アイ.エス.テイ “概念変える”ウール開発
2024年08月05日 (月曜日)
高機能素材製造のアイ.エス.テイ(IST、大津市)はこのほど、原料への加工技術で「これまでの概念を変える」新たなウール素材「プラチナウール」を開発した。
7月にイタリアで開かれた国際生地見本市「ミラノ・ウニカ」(MU)で初めて披露。「サンプルを手に取った来場者の顔の表情が変わるほどで、強い手応えを感じた」として、国内外のトップブランドに向け市場開拓に乗り出す。
プラチナウールは10年前に研究開発を始め、2年前から安定した品質で生産できるようになってきた。自社開発の設備で独自の加工技術(特許取得)を駆使し、繊維一本一本の表面を磨き上げる手法で生産する。
素材の良さをそのままに、欠点であるチクチク感を排除。繊維径が極めて細く、優しい肌触りとともに、滑らかな表面により、毛玉ができにくい。艶やかな光沢感がありながら触るとひんやりとすることから「ウールでもカシミヤでもない、全く新しい」素材感を出せ、秋冬だけでなく春夏向けでも提案ができる。
MUでは欧米の市場開拓で協業する、イタリア・ビエラ地区にあるニットメーカーCMテスティのブースを通じて出展。ISTは航空・宇宙分野で使われるポリマー材料の製造など、もともと異業種から繊維業に参入し、「新たな視点から素材開発ができるバックボーンがある」。さらに欧州では日本以上に環境配慮に対する意識の高まりもあって、MUでは来場者から「テクノロジーに対する期待感も感じた」と言う。

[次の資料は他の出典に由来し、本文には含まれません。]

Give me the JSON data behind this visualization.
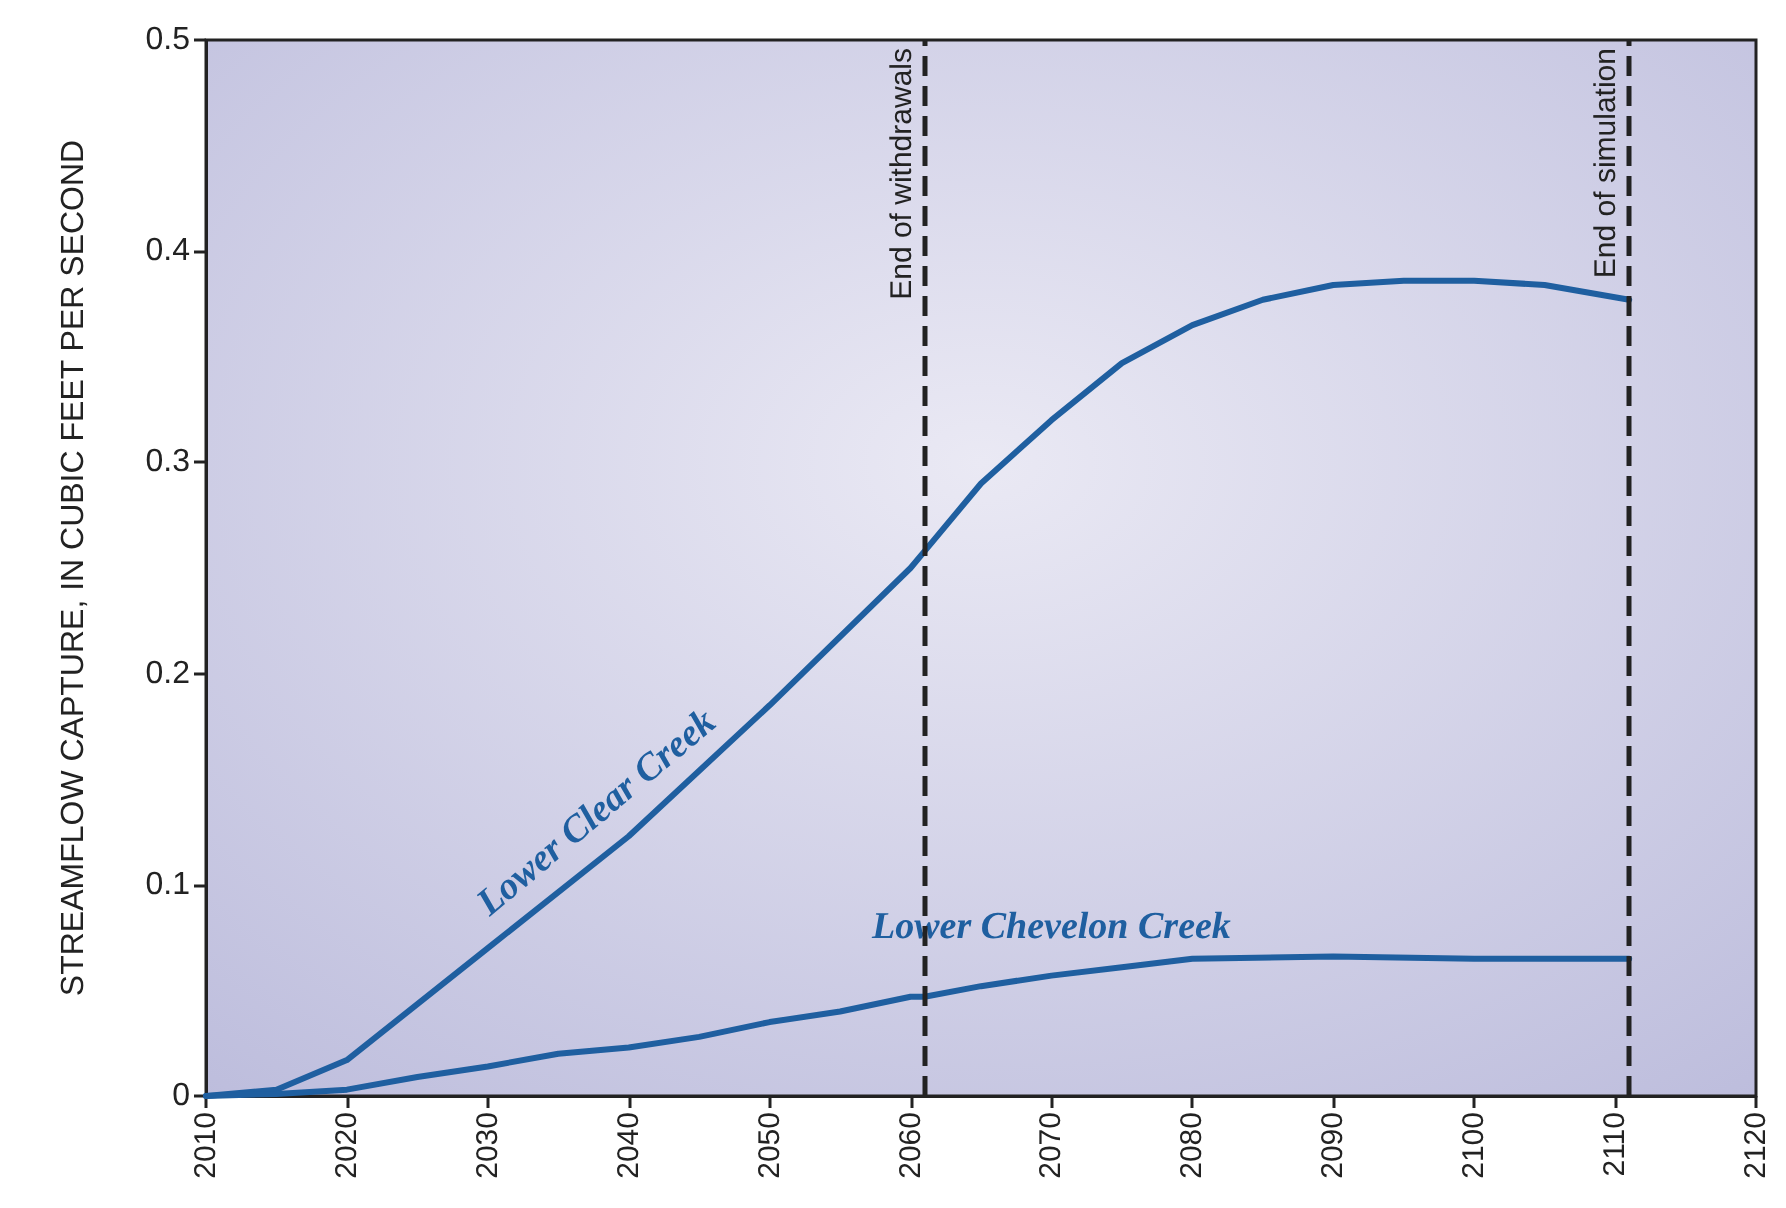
{
  "chart_data": {
    "type": "line",
    "ylabel": "STREAMFLOW CAPTURE, IN CUBIC FEET PER SECOND",
    "xlim": [
      2010,
      2120
    ],
    "xticks": [
      2010,
      2020,
      2030,
      2040,
      2050,
      2060,
      2070,
      2080,
      2090,
      2100,
      2110,
      2120
    ],
    "ylim": [
      0,
      0.5
    ],
    "yticks": [
      0,
      0.1,
      0.2,
      0.3,
      0.4,
      0.5
    ],
    "grid": false,
    "legend": false,
    "marker": "none",
    "line_style": "solid",
    "series": [
      {
        "name": "Lower Clear Creek",
        "color": "#1f5fa0",
        "x": [
          2010,
          2015,
          2020,
          2030,
          2040,
          2050,
          2060,
          2061,
          2065,
          2070,
          2075,
          2080,
          2085,
          2090,
          2095,
          2100,
          2105,
          2111
        ],
        "values": [
          0,
          0.003,
          0.017,
          0.07,
          0.123,
          0.185,
          0.25,
          0.258,
          0.29,
          0.32,
          0.347,
          0.365,
          0.377,
          0.384,
          0.386,
          0.386,
          0.384,
          0.377
        ]
      },
      {
        "name": "Lower Chevelon Creek",
        "color": "#1f5fa0",
        "x": [
          2010,
          2015,
          2020,
          2025,
          2030,
          2035,
          2040,
          2045,
          2050,
          2055,
          2060,
          2061,
          2065,
          2070,
          2075,
          2080,
          2090,
          2100,
          2111
        ],
        "values": [
          0,
          0.001,
          0.003,
          0.009,
          0.014,
          0.02,
          0.023,
          0.028,
          0.035,
          0.04,
          0.047,
          0.047,
          0.052,
          0.057,
          0.061,
          0.065,
          0.066,
          0.065,
          0.065
        ]
      }
    ],
    "ref_lines": [
      {
        "axis": "x",
        "value": 2061,
        "label": "End of withdrawals",
        "color": "#222222",
        "line_style": "dashed"
      },
      {
        "axis": "x",
        "value": 2111,
        "label": "End of simulation",
        "color": "#222222",
        "line_style": "dashed"
      }
    ]
  }
}
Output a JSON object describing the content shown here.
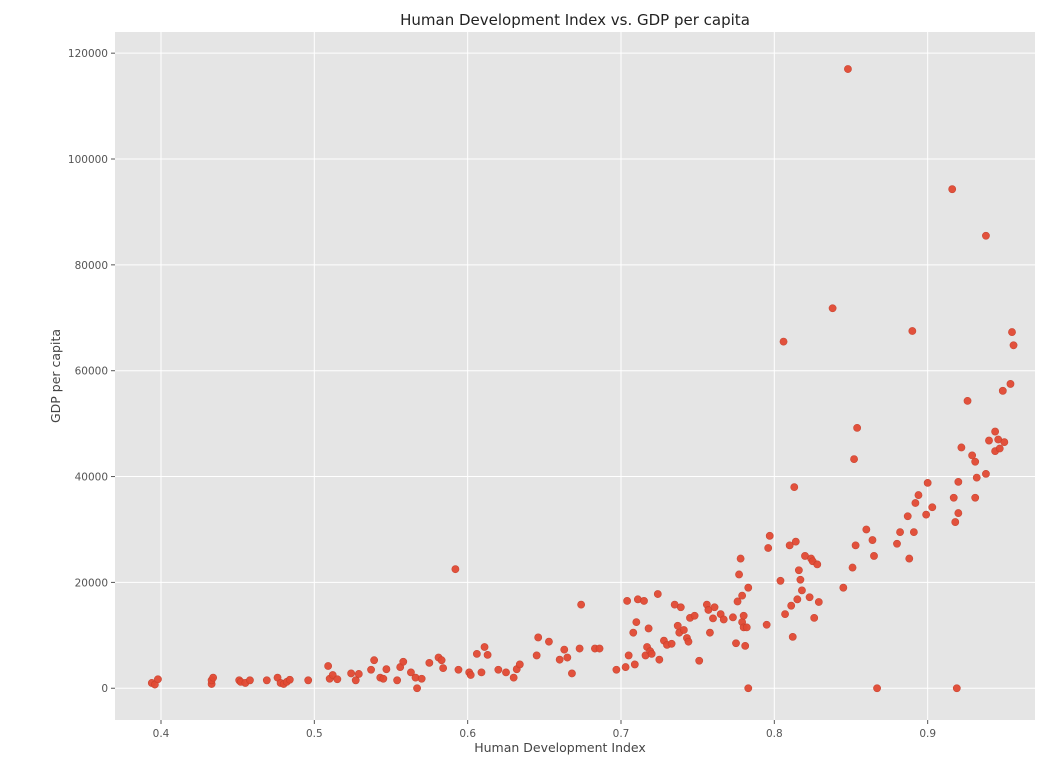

「薄手であれば羽衣のようなさらっとしてふわっとした」重さを感じない質感に加え、ごわごわした感触になりやすい圧縮ジャージーでもしなやかで上質感のある生地に仕上がる。価格帯は1㌔1万3千~1万5千円ほどで「まずはトップオブトップのゾーン」へ販路開拓を進める。
商標を取得し、海外でも「ISTプラチナウール」として取得を進める。ウールマークや、責任あるウールの調達に関する自発的な国際基準レスポンシブル・ウール・スタンダード(RWS)の認証も取得した。
糸は24、58、80、100(200双)毛番手を軸に展開し、協力工場を通じてジャージーや織物の供給もできる。2026年には年間で100㌧の生産を計画、5~10年後にはプラチナウール全体で売上高50億円を目指す。
同社は03年に梳毛紡績、毛織物製造の日興毛織(岐阜県羽島市)の事業を継承。羽島事業所(旧日興テキスタイル)でトップ工程から梳毛紡績までの一貫生産体制を構築している。紡績技術を駆使し、見た目以上の軽量感のある糸「カールカール」は国内だけでなく、中国や東南アジアへも輸出している。